The classifications[] array must contain objects with at least two attributes, namely label and value. The value for the label attribute must be a string while that of the value attribute must be a number. As shown in the above example, the array has one classification object of topic MyTopic and value 0.5. This means that the classifier has classified the given text to be of topic MyTopic with a confidence value of 0.5, i.e. it is 50% confident on the result. Note that the first parameter is explicitly set to undefined as the classification was successful.

As of now, the array must have objects that have the value of the value field in decreasing order, i.e. highest first. The value of this field must be between 0 and 1.

In cases where a classification could not be determined, the classifier must return an array with an object whose topic is undefined and value is set to an arbitrary value (usually 1 as it is most confident that the answer is indeterminate). Here's an example:

var myClassifier = {
  getClassifications: function(trainingData, callback) {
    ...
    return callback(undefined, [ {label: undefined, value: 1} ]);
  },
  ...
};

Adding a custom classifier to Bot

A custom classifier instance can be passed as part of the configuration object to the Bot during its instantiation. Here's a quick example:

var myClassifier = {...}
var options = {
  classifier: myClassifier
};
var Bot = require('talkify').Bot;
var myBot = new Bot(options);

Notice how the options object contains an attribute called classifier with the value set to the myClassifier variable.
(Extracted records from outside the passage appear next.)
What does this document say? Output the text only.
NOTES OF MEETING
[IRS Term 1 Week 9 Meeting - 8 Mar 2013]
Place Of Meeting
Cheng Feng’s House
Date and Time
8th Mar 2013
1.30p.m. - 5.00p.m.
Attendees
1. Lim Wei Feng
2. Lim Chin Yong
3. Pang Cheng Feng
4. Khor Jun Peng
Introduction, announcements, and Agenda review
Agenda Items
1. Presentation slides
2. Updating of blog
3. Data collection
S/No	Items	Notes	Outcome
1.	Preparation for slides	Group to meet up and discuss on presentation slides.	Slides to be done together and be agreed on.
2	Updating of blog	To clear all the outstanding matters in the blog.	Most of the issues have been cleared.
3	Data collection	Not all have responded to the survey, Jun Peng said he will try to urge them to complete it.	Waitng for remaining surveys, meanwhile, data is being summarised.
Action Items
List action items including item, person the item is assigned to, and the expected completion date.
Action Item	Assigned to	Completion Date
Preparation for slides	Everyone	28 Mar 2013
A single bot instance can accept multiple classifiers. This way you can have multiple classifiers, each specialised in a single topic. This generally results in more accurate classification over a broad range of topics.

In order to add multiple classifiers, you must assign an array containing all your classifier objects to the classifier options attribute.

var myClassifier1 = {...}
var myClassifier2 = {...}
var options = {
  classifier: [myClassifier1, myClassifier2]
};
var Bot = require('talkify').Bot;
var myBot = new Bot(options);

This will configure the myBot object to use two classifiers: myClassifier1 and myClassifier2.

For readability, you can optionally use classifiers options attribute instead of classifier attribute when specifying multiple classifiers.